Not all of the attention my hair gets is good. I don't, for instance, like it when people (often, but not always white) touch my hair without being invited. This also happened a lot when I was wearing my natural very short. I want to remind folks that I'm not a little dark genie for them to rub for luck. I also do not like it when men--of all races, ages and persuasions--holler things like, "Hey, Natty, Natty," at me, as if that will turn me away from whatever I'm doing and send me running toward them, ripping my clothes off. In fact, some of the attention I get from men who have no idea what it means to be locked is pretty crass.
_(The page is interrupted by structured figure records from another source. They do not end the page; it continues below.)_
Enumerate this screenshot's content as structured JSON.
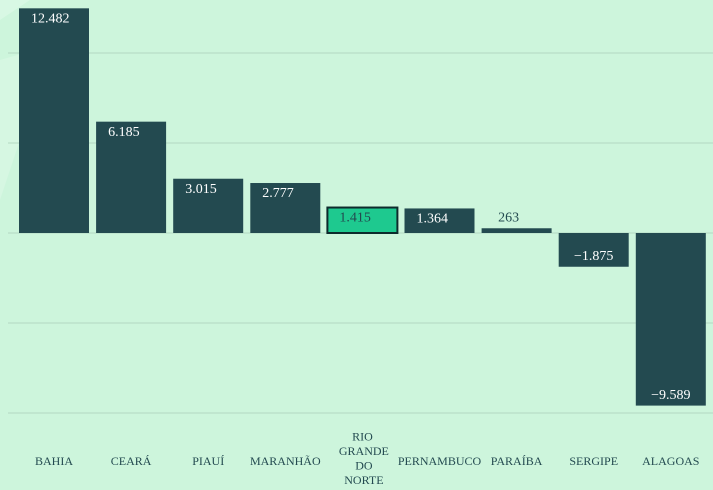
{
  "chart_data": {
    "type": "bar",
    "categories": [
      "BAHIA",
      "CEARÁ",
      "PIAUÍ",
      "MARANHÃO",
      "RIO GRANDE DO NORTE",
      "PERNAMBUCO",
      "PARAÍBA",
      "SERGIPE",
      "ALAGOAS"
    ],
    "values": [
      12482,
      6185,
      3015,
      2777,
      1415,
      1364,
      263,
      -1875,
      -9589
    ],
    "value_labels": [
      "12.482",
      "6.185",
      "3.015",
      "2.777",
      "1.415",
      "1.364",
      "263",
      "−1.875",
      "−9.589"
    ],
    "color": "#234a50",
    "highlight": 4,
    "highlight_color": "#1ec98f",
    "ylim": [
      -10000,
      12500
    ],
    "yticks": [
      -10000,
      -5000,
      0,
      5000,
      10000
    ],
    "grid": true
  }
}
When they say things like, "God, I love your hair," I try to answer back, "Thanks, me too," and change the subject so I'm not inviting them to subjugate and objectify me further.

But here, now, on the seventh anniversary of locking, I've been thinking less about how others respond to my hair and more about what being a locked head has taught me. I didn't know it at the time, but I believe locking my hair is one of the first steps that I took to moving closer to the center of myself--the center of my self. I am a truer version of myself, a healthier, more whole person, because I locked my hair seven years ago. I am learning to accept my reality--my successes, my weaknesses--because I locked. I am learning how little there is in my life that I can control because I locked; and I've learned about others, and their struggles on their journeys to the center of (and sometimes away from) themselves.

It's not for everybody. It's not what makes me hot. It doesn't mean I'm a hippie. It is, in some contexts, a political statement. But now, in my year of jubilee, my locs are a reason to celebrate, and a quality of myself that does help keep me rooted to the Earth, and the Something Greater.